Some symptoms will depend on which bone is broken, but in general, symptoms of a fractured humerus, clavicle or scapula include:
- Difficulty or inability to move the shoulder
- Grinding sensation if the shoulder is moved
- Swelling and bruising
A broken clavicle will have swelling around the middle of the collarbone, and there may be a bump that is actually the broken end of the bone. The range of motion will also be limited. A scapula fracture will cause bruising around the shoulder blade. A broken humerus is extremely painful, causing severe swelling and very restricted range of motion.
Fractures in the shoulder area can be diagnosed by a physical examination, looking for signs and symptoms of a break in one of the bones, and with a medical history to determine if there was an injury that could be causing the symptoms. An X-ray will usually determine the presence and nature of the fracture.

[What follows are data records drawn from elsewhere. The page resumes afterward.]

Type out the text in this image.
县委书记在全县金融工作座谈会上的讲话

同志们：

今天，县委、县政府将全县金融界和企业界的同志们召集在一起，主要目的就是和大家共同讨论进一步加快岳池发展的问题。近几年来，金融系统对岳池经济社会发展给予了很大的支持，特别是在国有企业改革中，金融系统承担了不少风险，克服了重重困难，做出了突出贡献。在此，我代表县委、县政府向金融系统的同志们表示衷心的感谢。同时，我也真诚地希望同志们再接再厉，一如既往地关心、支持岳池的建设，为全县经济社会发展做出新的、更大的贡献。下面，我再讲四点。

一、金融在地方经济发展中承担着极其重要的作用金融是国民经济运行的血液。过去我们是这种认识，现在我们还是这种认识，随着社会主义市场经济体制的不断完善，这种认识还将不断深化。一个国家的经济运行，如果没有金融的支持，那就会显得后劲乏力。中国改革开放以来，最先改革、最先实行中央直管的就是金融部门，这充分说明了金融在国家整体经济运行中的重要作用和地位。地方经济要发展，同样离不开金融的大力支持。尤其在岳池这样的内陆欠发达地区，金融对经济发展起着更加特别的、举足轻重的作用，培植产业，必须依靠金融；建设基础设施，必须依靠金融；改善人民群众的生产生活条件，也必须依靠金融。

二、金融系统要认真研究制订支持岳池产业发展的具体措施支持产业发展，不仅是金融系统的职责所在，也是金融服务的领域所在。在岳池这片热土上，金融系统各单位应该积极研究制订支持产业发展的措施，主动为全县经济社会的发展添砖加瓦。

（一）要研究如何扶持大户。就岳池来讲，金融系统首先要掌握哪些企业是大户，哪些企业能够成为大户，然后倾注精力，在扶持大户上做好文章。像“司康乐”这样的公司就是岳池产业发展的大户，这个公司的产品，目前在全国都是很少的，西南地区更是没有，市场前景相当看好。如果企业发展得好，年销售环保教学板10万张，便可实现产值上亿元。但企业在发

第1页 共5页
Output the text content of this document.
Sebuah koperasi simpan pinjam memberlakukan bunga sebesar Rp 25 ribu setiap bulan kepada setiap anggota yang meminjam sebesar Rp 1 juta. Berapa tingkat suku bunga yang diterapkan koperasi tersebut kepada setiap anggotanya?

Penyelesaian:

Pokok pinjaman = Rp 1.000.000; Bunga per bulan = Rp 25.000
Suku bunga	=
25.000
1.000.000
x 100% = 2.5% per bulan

At times, a computed tomography (CT )scan can help provide a better three-dimensional look at a complex fracture.
Many fractures around the shoulder can be treated nonsurgically. The shoulder will have to be held in place, usually with a sling or a shoulder immobilizer, while the break heals. Physical therapy is usually necessary to help regain flexibility and strength.
Surgery may be necessary if the broken ends of the bone are not aligned or if the fracture is more severe. Determination of whether or not surgery is necessary can also depend on a patient’s age, health history and activity level. In such cases where surgery is necessary, surgeons can realign the bone pieces and hold them together with pins, screws or plates. Occasionally, severe fractures of the upper humerus can be treated with a shoulder replacement.
Patients with less severe fractures have usually healed enough in four to six weeks to begin physical therapy, though more severe fractures may take longer. The aim of physical therapy is to strengthen the muscles around the shoulder and to return the shoulder to its standard range of motion.